By Emelie Rutherford
New research predicts lawmakers will resist Defense Secretary Robert Gates’ proposed Pentagon budget savings because of the coming 2012 elections.
One of the first hot military debates in Congress after the summer recess concludes in two weeks will be over Gates’ so-called efficiency initiative, which the Senate Armed Services Committee (SASC) plans to scrutinize.
According to University of Alabama at Birmingham Assistant Professor of Sociology Casey Borch, congressional opposition to Gates’ proposed reductions will be strong because of the national elections in two years.
Borch studied military spending in states over the past four decades and found such expenditures increased on average approximately 9 percent the year before national elections.
“Historically, about a year or two before national elections you can see a fairly substantial increase in military spending,” he said. “During an election year and immediately after an election year is when military spending is reduced.”
The professor expressed doubt in the success of the efficiency initiatives Gates proposed Aug. 9, which include the elimination of U.S. Joint Forces Command and an annual 10 percent reduction in service-support contractors for each of the next three years.
The efficiency effort is intended to yield $100 billion in savings over five years, money Pentagon leaders hope to use to maintain 2 percent to 3 annual real growth for warfighting capabilities.
“To cut military spending on contracts when we have a relatively weak economy doesn’t seem to be a strategy that would be politically or economically useful,” Borch said.

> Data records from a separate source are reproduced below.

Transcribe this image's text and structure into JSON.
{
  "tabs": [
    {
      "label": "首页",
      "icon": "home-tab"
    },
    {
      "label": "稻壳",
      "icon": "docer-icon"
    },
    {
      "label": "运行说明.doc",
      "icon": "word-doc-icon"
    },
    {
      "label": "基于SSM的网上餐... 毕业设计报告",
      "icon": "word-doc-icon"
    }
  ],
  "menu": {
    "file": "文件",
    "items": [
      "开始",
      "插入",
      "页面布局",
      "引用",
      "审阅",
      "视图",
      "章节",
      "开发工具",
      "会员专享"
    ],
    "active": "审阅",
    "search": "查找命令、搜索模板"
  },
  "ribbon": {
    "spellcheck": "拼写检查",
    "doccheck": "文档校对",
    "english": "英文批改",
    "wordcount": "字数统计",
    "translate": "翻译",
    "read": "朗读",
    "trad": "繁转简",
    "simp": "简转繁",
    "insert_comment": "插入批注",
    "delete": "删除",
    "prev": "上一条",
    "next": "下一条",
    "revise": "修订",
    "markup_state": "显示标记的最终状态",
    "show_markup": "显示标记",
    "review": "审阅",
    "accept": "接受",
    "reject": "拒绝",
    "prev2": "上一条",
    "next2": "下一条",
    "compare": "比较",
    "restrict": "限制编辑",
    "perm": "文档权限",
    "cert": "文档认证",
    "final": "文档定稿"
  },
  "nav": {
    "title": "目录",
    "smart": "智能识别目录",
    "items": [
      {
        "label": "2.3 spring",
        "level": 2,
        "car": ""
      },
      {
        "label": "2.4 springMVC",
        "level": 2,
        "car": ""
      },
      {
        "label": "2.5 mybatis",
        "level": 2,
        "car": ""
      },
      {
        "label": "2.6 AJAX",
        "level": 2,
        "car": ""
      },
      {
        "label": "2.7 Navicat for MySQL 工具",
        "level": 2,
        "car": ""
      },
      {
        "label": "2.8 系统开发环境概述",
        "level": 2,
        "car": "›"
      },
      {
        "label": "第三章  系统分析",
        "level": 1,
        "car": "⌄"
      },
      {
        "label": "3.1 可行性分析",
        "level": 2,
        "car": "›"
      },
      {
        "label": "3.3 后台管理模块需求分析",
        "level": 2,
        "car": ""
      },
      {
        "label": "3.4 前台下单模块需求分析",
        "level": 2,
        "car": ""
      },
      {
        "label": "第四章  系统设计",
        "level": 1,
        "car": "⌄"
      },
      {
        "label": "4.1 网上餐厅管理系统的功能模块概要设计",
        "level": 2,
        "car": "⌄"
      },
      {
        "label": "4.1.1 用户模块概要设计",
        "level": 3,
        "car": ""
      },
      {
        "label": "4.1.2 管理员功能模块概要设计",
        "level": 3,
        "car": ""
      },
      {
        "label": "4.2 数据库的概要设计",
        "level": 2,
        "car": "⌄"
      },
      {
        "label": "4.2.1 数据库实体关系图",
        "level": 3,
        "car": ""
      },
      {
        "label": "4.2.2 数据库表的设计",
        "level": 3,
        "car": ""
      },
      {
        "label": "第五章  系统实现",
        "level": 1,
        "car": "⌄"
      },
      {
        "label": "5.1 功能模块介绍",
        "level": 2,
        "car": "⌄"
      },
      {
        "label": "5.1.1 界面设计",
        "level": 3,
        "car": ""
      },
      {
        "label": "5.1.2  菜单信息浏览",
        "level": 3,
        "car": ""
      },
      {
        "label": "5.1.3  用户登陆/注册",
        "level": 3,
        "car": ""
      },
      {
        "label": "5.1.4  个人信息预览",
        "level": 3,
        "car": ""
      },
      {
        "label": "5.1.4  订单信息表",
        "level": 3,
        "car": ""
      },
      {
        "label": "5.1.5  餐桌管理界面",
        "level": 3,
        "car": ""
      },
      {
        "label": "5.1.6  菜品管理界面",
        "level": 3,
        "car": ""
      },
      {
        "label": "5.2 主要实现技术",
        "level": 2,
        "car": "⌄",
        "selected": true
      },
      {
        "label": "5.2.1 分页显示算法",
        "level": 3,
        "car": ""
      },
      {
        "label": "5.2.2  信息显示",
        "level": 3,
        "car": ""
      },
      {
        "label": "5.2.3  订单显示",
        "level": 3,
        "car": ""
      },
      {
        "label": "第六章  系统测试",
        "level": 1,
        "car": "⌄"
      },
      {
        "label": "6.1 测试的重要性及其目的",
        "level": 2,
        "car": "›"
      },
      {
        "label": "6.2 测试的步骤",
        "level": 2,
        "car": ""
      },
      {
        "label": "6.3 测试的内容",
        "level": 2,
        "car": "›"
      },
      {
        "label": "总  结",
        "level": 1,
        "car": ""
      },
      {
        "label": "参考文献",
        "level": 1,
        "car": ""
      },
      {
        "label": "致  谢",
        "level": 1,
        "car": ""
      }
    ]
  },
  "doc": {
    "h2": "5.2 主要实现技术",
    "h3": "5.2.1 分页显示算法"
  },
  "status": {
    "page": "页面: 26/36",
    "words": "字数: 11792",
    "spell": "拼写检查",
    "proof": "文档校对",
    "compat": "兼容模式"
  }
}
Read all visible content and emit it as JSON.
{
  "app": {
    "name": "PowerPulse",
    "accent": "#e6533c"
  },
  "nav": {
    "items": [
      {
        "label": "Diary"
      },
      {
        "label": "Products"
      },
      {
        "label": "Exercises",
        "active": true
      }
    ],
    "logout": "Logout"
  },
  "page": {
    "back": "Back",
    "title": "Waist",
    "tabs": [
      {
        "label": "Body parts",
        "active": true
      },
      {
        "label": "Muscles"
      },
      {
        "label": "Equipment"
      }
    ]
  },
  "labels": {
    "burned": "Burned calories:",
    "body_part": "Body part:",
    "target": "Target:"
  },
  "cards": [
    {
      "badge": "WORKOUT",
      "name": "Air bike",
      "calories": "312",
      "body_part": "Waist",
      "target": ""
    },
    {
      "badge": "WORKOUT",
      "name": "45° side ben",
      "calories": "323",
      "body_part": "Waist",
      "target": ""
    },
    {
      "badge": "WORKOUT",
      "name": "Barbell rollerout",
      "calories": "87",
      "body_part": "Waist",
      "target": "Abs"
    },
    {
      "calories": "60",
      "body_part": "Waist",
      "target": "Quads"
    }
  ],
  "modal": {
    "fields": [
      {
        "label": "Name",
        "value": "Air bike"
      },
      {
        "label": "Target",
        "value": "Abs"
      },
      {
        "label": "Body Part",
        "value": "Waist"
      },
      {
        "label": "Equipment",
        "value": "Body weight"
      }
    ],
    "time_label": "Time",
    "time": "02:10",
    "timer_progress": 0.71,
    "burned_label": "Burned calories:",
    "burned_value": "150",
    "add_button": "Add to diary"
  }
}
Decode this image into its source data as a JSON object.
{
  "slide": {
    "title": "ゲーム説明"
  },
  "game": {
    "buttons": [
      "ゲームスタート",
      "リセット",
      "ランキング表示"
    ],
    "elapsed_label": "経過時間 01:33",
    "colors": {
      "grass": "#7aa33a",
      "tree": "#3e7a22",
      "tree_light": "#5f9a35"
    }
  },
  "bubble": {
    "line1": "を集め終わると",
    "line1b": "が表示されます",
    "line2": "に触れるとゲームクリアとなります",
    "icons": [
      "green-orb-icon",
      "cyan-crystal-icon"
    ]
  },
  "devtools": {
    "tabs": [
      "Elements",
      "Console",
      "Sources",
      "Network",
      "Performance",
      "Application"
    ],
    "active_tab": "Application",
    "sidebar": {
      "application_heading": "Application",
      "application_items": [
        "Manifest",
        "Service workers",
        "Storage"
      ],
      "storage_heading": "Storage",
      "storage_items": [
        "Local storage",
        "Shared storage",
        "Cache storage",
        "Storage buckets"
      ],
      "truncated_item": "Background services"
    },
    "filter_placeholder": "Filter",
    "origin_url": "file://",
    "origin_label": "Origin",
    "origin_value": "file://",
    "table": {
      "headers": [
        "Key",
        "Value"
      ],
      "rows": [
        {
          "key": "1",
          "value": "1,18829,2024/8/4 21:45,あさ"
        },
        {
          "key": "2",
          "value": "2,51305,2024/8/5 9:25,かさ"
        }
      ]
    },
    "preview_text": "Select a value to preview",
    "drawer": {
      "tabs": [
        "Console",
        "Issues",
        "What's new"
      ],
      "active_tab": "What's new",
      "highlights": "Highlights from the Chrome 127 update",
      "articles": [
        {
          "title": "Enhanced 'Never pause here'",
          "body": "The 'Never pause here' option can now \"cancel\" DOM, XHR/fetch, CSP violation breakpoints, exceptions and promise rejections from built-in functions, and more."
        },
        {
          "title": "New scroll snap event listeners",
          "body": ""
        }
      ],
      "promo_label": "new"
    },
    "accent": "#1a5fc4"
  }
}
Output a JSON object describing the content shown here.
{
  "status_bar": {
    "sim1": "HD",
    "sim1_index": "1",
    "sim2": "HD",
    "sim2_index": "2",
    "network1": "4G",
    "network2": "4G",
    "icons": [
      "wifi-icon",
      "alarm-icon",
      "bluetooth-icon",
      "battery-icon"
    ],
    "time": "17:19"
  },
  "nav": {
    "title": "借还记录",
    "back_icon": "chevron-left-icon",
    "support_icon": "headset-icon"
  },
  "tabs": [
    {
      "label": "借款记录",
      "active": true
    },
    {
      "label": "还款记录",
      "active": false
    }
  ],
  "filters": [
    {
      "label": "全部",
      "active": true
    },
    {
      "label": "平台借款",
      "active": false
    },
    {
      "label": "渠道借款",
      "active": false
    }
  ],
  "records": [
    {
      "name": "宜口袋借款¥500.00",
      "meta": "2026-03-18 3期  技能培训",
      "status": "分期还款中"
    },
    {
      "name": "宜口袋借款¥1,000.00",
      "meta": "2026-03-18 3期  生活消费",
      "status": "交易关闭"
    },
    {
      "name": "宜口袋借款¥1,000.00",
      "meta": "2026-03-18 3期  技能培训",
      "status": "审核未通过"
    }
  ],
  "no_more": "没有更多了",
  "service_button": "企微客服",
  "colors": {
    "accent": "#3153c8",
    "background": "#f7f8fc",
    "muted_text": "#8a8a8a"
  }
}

States with congressmen and senators on armed-services panels see significant increases in military spending funneled to them, according to Borch’s research. States with a legislator on the House or Senate armed services committees on average receive $120 million more in military spending than a state without a lawmaker on either panel, he said, while states with two lawmakers on either or both committees garner double that amount, he said.
“And the longer a congressman serves on the committee, the more funds they bring to the state,” he said. The research, also conducted by professors at the University of Connecticut, additionally found states that backed the winning presidential candidate usually receive increased levels of military spending.
For this fall’s elections, polls indicate most congressional leaders of defense panels up for reelection will easily keep their seats, with the exception of House Armed Services Committee (HASC) Chairman Ike Skelton (D-Mo.)
Skelton, a 17-term congressman, is facing what observers say is his toughest reelection fight in years from Republican Vicky Hartzler. The race is being watched on the national level as the political climate has turned against incumbent Democrats in some parts of the country. And Skelton has been touting his military ties.
The Cook Political Report and The Rothenberg Political Report both peg the race for Missouri’s fourth congressional district as leaning toward the Democrat. By contrast, polling organizations predict easy reelections for HASC Ranking Member Howard “Buck” McKeon (R-Calif.), House Appropriations Defense subcommittee (HAC-D) Chairman Norm Dicks (D-Wash.), and HAC-D Ranking Member C.W. “Bill” Young (R-Fla.), as well as Senate Appropriations Committee Chairman Daniel Inouye (D-Hawaii) and SASC Ranking Member John McCain (R-Ariz.). SAC Ranking Member Thad Cochran (R-Miss.) and SASC Chairman Carl Levin (D-Mich.) are not up for reelection this year.
When President Barack Obama addressed the nation Tuesday night about the end of combat operations in Iraq, he emphasized a desire to focus on domestic spending matters.
“So at this moment, as we wind down the war in Iraq, we must tackle those challenges at home with as much energy and grit and sense of common purpose as our men and women in uniform who have served abroad,” Obama said.
“Our most urgent task is to restore our economy and put the millions of Americans who’ve lost their jobs back to work,” the president said.
He called for supporting veterans, focusing on education and workforce training, jumpstarting “industries that create jobs,” ending the nation’s dependence on foreign oil, spurring innovation, and aiding entrepreneurs.
“This will be difficult,” Obama said. “But in the days to come, it must be our central mission as a people and my central responsibility as president.”
Obama will be up for reelection in 2012.